A Spy Among Friends, by Ben Macintyre
All things considered, Kim Philby could give Gerhartsreiter/Rockefeller a run for his money in the terrible friend department. He and his old school chum, Nicholas Elliott, were elite members of Britain’s Secret Intelligence Service, MI6, for years, with Philby heading up counterintelligence operations during the Cold War. But this stone-cold charmer had a secret: during his decades-long career, he was feeding information to the Soviet Union, which he eventually defected to after Elliott, his last and staunchest defender, finally cottoned on to the truth. Macintyre’s book tells a true story that’s stranger than fiction.
Summer House With Swimming Pool, by Herman Koch
As anyone who has read The Dinner, Koch’s first novel to be translated into English, can attest, his work is populated with despicable, self-interested characters, whose motivations rarely hold up under the light.

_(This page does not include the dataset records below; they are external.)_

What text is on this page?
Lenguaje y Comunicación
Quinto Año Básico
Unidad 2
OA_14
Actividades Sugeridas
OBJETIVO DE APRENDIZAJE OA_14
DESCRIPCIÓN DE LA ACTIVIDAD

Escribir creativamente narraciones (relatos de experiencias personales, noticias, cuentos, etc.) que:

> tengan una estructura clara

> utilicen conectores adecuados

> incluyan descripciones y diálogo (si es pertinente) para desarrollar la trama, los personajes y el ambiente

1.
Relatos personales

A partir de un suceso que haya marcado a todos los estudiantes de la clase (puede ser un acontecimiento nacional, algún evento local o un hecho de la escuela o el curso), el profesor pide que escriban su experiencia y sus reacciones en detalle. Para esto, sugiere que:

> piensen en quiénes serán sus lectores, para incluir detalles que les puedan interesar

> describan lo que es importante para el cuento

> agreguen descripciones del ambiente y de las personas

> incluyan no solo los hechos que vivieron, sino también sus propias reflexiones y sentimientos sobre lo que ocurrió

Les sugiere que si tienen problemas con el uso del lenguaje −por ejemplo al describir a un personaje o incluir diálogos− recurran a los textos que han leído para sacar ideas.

In this seasonally appropriate read, a famous actor dies under the care of our protagonist, a celebrity doctor who’s now under investigation. Readers learn the miserable tale behind the events that unfolded prior to the death, in the titular summer house.
Mind of Winter, by Laura Kasischke
In an icy blizzard, in a snowbound house, a dissatisfied mother and stalled writer goes quietly insane. Or does she? In Kasischke’s bone-cold thriller, Holly Judge begins to suspect, then believe, that her angsty 15-year-old daughter, adopted from Siberia 13 years ago, isn’t the girl they were promised—and is, in fact, a more sinister “something” that has “followed them home from Russia.” Read this one before the sun goes down.